Royal London’s pre-tax IFRS operating profit plummeted from £232m in 2010 to £64m in 2011 as total revenues slumped by over £2bn.
The mutual insurer’s year end results, published today, show total revenues dropped from £4.39bn in 2010 to £2.34bn last year. This was mainly due to a £2bn fall in investment returns, from £3.32bn to £1.31bn.
Royal London says its main focus is EEV pre-tax operating profit.
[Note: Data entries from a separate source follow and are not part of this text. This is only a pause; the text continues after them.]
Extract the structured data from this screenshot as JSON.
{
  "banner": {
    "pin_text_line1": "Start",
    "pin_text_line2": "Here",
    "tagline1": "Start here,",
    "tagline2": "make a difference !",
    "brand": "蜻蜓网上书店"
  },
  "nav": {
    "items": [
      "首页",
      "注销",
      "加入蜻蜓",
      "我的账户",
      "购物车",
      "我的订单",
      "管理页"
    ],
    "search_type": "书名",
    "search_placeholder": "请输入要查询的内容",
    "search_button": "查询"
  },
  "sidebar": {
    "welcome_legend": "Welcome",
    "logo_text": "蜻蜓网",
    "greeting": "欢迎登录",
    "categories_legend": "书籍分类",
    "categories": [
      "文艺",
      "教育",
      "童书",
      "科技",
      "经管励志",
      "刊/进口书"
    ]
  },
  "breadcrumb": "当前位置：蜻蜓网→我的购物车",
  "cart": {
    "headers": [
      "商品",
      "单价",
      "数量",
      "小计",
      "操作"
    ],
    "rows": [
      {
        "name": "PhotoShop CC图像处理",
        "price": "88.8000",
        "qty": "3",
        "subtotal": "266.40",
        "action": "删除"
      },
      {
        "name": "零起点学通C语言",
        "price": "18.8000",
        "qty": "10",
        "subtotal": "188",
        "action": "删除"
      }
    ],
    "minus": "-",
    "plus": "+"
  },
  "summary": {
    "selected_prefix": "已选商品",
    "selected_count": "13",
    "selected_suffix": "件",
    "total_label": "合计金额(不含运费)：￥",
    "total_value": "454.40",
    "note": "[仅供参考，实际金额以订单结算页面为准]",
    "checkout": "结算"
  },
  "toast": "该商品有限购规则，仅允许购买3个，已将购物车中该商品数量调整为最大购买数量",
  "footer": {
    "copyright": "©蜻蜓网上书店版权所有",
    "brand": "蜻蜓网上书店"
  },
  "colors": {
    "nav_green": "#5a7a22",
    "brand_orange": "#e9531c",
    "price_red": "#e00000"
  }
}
This figure increased 37 per cent, from £243m in 2010 to £334m in 2011, boosted by the acquisition of Royal Liver.
If the impact of the Royal Liver deal is excluded from the 2011 figure, EEV operating profit figure to £237m.
Royal London group chief executive Phil Loney says: “This is a strong set of results, given the challenging economic backdrop in 2011.
“As a result of our robust operating performance, we are able to increase the mutual dividend allocated to relevant policyholders to £88m, following an allocation of £85m in 2010.
“Royal London’s continued good performance enables us to provide tangible benefits for these policyholders.”
EEV pre-tax operating profit at Scottish Life fell from £98m in 2010 to £68m in 2011. Profits at Bright Grey and Scottish Provident, the provider’s protection businesses, increased from £50m to £84m.